Abraham Kuyper, The Work of the Holy Spirit, p. 596.

Seems hyperbolic, doesn’t it? On the surface, we want to tell Kuyper to chill out. But in the depths of us, we know he’s right. Life is about choosing. And you can’t choose everything. “He that loves the beautiful hates the ugly. . . . Love for Jesus cannot exist but with hatred for Satan. And the best measure for the love of God in our hearts is the depth of contempt for sin” (p. 597).

Does holy love have to suffer? Yes, because in a broken world, true love—a selfless, ever-giving love—is always going to be at war with false love. Suffering love puts others before self and holiness before peace; Mona Lisa love seeks to make everyone content and puts peace before holiness. Mona Lisa love is often in harmony with the spirit of the world; suffering love is always at enmity with it.

Embodying Suffering Love

This all sounds abstract. But, my God, how this needs to be practical! Jesus Christ was suffering love embodied. Go back to that El Greco painting. That portrait of costliness, of life-sacrificing love, is the exact thing that frees every caged human heart . . . and gives it wings. It’s a God-given love, instilled in us by the Spirit himself. And when we give it to others, when we choose other over self, we transform the world. C. S. Lewis wrote in The Four Loves, “The little knots of friends who turn their backs on the ‘World’ are those who really transform it” (p. 88). And every follower of Christ is a friend of God (James 2:23). The body of Christ, in all its stained-glass, divinely illuminated diversity, is a body of friends with a common enemy. And as we turn our backs on the selfish spirit of the world, we change it.

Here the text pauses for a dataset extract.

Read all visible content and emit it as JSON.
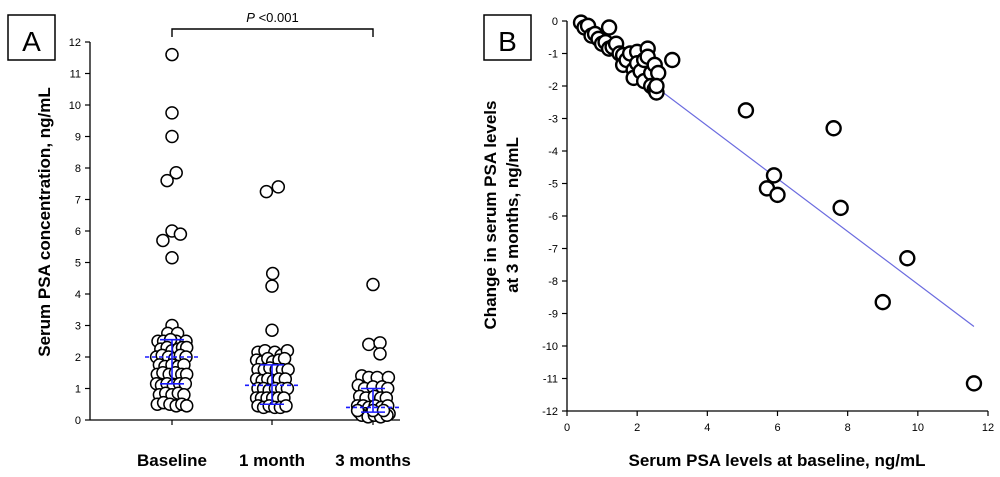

The body of Christ, in all its stained-glass, divinely illuminated diversity, is a body of friends with a common enemy.

There’s a sense in which this whole suffering love scheme sounds insignificant, as if it weren’t really necessary. Indeed, as Lewis notes, “Friendship is unnecessary, like philosophy, like art, like the universe itself (for God did not need to create). It has no survival value; rather it is one of those things which give value to survival” (p. 90). Our friendship with the Spirit of God, the God of suffering love, is what gives beauty, grace, and hope to everyone attending the acts and scenes of our tiny lives.

Embodying suffering love isn’t a suggestion. It’s not a path we take only sometimes, an excursion from the straight, paved way of Mona Lisa love. Suffering love is a mark of who we are, not just what we do. Those who practice suffering love are those who identify with the God who suffered for our salvation. We find our identity in this suffering love, not just a behavior pattern.

Every Little Thing

When it comes down to it, suffering love is very easy to embody. All it means is choosing someone else over yourself in the littlest of things. Her coffee comes before your coffee. Their princess castle comes before your book. His prayer request comes before your breakfast. Every little instance in which we joyfully (not spitefully or with the intent of being a martyr) put someone else’s needs or wants above our own, we are embodying suffering love.

The caveat is that suffering love will not put someone’s worldly or sinful desire above itself, for that would violate the holiness of God. Suffering love will put others above itself out of love for truth, not out of pity for worldly want. And when suffering love sees evil, it scorns it openly, for, as Kuyper said, real love is also real hatred.

Our suffering love today changes the world for tomorrow.